The Texas Hill Country

The relatively rural region around San Antonio and Austin changes less readily and steadily than the big cities, but that doesn't mean nothing ever happens here. For one thing, the area has a new central information resource that's actual -- as opposed to existing only on the Internet or telephone -- unlike similar such organizations in the past. The Texas Hill Country Visitor Center, 803 W. Hwy. 281 S. (tel. 830/868-5700, www.hillcountryinfo.com), can be found just outside downtown Johnson City.

In addition, several interesting new restaurants and lodgings have cropped up in the region -- as well as a couple of attractions. Here are some highlights.

The Silver Spur Guest Ranch in Bandera isn't new, but its owners are -- which has led to major refurbishings and improvements, from individually redecorating the rooms to resurfacing the huge swimming pool. The hottest arrival on the dining scene -- such as it is -- is not in Bandera itself: Mac and Ernie's serves updated comfort food in a shack some 12 miles west of town.

One of the major tourist draws in Kerrville changed its name from the Cowboy Artists of America Museum to the Museum of Western Art to reflect a slight shift of focus in its holdings, but it remains as high quality as ever. The renovation of the town's old railroad depot is far more dramatic: Rails, the restaurant that now occupies the space, serves some of the freshest and most interesting food in the Hill Country.

Surprise: In Fredericksburg, a town best known for its B&Bs (more than 300 of them at last count), most in historic structures, the most interesting new place to lay your head is at the tiny airport. The Hangar Hotel does a delightful spin on 1940s flyboy style, replete with adjoining officers club. More typical of what's happening, tourist magnet-wise, is Cuvee, a wine bar, restaurant, and lounge that opened on the newly developing west end of Main Street.

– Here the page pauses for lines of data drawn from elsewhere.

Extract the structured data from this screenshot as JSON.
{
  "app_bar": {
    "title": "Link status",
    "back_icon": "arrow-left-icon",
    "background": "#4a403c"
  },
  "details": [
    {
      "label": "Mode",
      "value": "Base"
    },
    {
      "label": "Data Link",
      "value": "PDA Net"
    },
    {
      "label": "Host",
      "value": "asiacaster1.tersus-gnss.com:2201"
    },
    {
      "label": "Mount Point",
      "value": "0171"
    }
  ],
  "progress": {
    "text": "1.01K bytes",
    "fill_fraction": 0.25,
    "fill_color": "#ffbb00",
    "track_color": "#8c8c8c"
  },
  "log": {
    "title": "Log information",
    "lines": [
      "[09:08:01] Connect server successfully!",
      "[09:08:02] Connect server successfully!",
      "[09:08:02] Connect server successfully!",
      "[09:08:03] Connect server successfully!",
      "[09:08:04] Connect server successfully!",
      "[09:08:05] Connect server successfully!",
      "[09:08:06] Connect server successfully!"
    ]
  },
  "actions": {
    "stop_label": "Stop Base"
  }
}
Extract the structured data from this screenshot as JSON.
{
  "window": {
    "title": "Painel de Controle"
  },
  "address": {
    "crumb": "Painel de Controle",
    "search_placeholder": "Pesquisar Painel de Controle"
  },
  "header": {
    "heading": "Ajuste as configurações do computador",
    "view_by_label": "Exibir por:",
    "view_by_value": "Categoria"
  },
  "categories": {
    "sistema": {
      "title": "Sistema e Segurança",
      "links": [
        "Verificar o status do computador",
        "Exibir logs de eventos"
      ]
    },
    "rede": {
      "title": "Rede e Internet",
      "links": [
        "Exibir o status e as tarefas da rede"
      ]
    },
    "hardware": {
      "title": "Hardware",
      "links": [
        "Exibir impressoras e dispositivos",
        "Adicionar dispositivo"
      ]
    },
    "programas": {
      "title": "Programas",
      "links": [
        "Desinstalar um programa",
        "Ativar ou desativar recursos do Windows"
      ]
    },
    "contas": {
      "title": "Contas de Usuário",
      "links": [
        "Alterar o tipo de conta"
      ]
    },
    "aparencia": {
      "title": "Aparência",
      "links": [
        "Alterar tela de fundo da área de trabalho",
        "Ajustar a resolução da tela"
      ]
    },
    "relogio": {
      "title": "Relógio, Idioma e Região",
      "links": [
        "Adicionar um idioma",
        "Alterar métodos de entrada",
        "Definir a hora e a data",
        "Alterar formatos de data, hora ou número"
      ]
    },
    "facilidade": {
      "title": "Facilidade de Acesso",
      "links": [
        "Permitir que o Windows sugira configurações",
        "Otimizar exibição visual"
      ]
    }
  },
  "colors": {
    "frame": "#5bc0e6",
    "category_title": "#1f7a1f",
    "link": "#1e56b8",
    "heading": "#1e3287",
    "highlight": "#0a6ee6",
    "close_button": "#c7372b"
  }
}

New Braunfels has always touted its Germanic past and left tourists to discover its great river scene on their own. Now the local chamber of commerce has changed its website address to www.nbjumpin.com to reflect the town's interest in letting everyone know about its watery attractions. It doesn't hurt that the Texas Ski Ranch, a 70-acre complex with two lakes and water toys galore -- as well as a track and skate park -- opened on the outskirts of town. Both sports enthusiasts who've worked up an appetite and sophisticates who haven't will welcome the arrival of Myron's, a big-city-style steakhouse in a converted theater.